Regex and capturing parenthesis

484 views Asked by At

I'm trying to understand how capturing parenthesis work for regex but I don't get it...

My code was :

   Pattern pattern = Pattern.compile("ab");
   Matcher m = pattern.matcher("abc");

  while (m.find()) { 
      for (int i = 0; i < m.groupCount(); i++) {
          System.out.println(m.group(i));
      }
  }

so i had no display at all. What i understood was that i need a capturing parenthesis to remember the matching result and to display it.

So i did :

   Pattern pattern = Pattern.compile("(ab)");
   Matcher m = pattern.matcher("abc");

And i had the expected display : ab

Then i wanted to remember and display only a part of the matching result, so i did :

   Pattern pattern = Pattern.compile("(a)b");
   Matcher m = pattern.matcher("abc");

I was expecting to have : a, but i had : ab

why ?

1

There are 1 answers

0
M A On

From the javadocs of Matcher#group():

Capturing groups are indexed from left to right, starting at one. Group zero denotes the entire pattern, so the expression m.group(0) is equivalent to m.group().

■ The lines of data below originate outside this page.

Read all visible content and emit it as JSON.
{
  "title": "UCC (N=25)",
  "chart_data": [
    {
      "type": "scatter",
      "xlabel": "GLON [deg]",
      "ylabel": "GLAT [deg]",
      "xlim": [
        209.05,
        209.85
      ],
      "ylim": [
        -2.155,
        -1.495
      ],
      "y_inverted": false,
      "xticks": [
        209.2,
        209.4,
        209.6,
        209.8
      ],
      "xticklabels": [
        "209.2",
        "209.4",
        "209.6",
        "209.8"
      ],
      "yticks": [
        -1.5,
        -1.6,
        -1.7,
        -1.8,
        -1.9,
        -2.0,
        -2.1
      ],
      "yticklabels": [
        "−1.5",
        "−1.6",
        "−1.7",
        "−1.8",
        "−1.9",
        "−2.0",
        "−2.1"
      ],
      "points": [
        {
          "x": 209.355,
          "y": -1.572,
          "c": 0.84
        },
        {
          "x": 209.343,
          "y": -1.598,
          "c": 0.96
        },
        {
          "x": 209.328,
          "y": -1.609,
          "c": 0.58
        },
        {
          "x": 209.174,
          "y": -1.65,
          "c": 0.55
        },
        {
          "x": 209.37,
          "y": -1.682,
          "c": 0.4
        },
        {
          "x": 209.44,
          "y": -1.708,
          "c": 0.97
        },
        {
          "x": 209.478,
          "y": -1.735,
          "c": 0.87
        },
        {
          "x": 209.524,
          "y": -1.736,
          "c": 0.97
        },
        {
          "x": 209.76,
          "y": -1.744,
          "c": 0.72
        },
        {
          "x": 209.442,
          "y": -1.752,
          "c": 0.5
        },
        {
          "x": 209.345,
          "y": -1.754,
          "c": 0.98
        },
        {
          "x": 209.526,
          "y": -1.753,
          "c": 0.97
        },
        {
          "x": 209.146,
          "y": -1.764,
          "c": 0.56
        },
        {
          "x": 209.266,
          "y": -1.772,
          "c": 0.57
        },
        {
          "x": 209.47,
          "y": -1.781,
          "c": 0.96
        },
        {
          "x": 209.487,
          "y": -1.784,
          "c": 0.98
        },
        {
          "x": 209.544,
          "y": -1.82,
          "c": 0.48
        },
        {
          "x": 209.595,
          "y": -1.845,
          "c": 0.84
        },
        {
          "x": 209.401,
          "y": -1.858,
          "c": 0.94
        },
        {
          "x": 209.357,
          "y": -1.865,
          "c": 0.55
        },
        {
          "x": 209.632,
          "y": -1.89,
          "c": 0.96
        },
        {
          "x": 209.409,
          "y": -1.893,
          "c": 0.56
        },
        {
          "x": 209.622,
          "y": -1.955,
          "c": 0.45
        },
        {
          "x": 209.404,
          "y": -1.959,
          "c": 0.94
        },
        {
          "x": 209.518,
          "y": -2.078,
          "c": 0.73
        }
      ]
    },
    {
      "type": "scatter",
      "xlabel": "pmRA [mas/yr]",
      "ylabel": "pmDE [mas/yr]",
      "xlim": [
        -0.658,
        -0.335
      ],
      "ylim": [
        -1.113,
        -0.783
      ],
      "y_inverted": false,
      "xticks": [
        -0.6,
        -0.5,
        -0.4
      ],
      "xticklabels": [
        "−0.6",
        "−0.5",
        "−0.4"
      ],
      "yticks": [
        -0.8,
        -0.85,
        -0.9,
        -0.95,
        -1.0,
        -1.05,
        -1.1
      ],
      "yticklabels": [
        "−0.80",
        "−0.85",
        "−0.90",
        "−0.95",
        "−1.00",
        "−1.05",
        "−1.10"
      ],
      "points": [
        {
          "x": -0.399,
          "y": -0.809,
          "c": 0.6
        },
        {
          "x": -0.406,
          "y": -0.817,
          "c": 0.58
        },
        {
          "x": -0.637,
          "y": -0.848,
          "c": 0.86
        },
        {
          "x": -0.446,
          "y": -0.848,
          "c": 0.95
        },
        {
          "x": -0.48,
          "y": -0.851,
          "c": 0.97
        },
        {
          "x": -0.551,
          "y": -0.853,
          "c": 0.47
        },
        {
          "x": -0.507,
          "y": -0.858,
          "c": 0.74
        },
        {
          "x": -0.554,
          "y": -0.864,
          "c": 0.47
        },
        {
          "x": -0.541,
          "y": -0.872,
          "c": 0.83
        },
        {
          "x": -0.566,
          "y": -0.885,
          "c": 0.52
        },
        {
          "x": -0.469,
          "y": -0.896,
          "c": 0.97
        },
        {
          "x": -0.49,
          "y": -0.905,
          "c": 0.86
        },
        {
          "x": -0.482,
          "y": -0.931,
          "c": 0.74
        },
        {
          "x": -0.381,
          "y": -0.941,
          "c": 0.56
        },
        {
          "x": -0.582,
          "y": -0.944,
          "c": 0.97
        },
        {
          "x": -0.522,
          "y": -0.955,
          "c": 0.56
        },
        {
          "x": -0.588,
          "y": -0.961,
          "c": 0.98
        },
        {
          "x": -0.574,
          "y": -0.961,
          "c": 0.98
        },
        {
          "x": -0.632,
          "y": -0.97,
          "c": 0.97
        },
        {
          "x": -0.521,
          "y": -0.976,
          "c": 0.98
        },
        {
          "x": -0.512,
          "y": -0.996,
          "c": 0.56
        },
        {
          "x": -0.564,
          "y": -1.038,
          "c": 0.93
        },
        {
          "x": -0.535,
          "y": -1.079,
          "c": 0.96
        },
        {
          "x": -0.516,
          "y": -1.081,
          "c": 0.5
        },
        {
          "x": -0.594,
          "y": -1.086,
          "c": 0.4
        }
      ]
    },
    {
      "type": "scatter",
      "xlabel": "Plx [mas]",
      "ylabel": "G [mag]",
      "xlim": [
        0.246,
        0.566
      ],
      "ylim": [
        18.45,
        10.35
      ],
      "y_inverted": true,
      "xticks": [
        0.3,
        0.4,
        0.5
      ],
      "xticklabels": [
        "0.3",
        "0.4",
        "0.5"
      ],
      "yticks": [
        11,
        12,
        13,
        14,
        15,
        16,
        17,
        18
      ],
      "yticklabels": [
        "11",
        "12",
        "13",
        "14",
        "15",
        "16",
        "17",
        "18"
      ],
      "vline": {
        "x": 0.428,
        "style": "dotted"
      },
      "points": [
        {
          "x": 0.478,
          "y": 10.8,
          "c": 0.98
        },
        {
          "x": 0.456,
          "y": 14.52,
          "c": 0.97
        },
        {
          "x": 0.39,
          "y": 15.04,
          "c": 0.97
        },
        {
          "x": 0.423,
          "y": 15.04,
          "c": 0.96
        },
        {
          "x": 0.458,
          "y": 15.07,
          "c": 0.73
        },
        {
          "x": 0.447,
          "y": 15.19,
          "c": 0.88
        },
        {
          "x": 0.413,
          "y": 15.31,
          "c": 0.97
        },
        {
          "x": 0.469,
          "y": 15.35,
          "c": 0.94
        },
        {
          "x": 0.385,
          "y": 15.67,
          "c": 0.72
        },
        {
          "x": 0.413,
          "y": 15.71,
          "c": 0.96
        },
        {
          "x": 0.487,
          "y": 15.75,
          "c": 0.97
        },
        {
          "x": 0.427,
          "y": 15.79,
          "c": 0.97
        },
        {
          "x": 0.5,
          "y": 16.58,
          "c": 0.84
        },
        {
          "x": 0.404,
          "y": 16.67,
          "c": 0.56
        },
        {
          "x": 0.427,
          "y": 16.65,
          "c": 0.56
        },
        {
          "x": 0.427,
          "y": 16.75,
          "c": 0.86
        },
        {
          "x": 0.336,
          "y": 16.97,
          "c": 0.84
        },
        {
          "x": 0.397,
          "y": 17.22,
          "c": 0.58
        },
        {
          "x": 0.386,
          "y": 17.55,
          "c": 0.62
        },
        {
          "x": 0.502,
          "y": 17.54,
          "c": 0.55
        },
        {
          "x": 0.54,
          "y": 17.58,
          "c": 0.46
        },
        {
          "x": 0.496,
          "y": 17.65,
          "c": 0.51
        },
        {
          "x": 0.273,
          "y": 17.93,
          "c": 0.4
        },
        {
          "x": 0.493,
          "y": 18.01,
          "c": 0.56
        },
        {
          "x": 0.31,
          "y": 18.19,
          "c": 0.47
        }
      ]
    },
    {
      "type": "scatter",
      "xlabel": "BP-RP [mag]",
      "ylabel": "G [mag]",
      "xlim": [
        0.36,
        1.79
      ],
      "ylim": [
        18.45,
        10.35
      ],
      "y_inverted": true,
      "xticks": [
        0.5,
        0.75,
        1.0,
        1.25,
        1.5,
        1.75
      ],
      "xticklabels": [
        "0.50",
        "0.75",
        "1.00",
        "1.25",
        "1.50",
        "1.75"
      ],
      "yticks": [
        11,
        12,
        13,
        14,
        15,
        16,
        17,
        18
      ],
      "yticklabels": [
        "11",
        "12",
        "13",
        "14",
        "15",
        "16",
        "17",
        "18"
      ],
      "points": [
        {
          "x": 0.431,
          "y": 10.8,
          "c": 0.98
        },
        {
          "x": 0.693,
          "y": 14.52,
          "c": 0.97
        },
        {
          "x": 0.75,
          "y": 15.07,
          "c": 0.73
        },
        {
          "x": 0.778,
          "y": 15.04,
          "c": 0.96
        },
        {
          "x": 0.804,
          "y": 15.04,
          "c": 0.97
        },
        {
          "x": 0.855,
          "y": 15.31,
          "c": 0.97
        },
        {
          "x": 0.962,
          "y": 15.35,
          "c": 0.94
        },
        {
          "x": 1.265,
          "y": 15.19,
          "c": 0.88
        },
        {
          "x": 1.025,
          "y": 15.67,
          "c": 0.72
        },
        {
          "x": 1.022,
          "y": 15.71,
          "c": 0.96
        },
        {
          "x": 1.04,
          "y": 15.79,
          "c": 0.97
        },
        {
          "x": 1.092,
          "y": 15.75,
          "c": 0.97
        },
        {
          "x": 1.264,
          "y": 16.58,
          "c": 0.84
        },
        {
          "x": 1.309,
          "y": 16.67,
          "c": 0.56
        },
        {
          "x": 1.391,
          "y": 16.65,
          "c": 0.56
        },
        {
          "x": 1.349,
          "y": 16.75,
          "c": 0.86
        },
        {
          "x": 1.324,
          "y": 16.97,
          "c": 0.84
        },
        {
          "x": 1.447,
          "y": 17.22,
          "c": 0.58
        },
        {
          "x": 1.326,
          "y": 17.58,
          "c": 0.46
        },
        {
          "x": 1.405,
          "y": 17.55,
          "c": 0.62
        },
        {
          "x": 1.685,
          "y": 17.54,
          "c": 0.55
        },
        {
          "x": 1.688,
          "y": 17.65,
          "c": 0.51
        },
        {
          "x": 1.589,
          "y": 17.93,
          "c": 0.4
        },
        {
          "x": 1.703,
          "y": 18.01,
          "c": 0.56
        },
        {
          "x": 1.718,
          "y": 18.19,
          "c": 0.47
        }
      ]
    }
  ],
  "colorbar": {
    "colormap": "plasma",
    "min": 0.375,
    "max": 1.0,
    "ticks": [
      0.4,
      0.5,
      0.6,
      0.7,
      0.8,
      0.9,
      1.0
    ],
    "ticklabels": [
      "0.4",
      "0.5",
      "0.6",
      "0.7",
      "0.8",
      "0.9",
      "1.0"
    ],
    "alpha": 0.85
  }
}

The problem is that the group zero (i.e. m.group(0)) matches the entire pattern, not the one inside capturing parentheses. So to match the group you want, you need to start at index 1 and end until the group count:

for (int i = 1; i <= m.groupCount(); i++) {
    System.out.println(m.group(i));
}

In your case, you have only one group. But if you have something like Pattern.compile("(a)(b)"), then (a) would match group 1 and (b) would match group 2.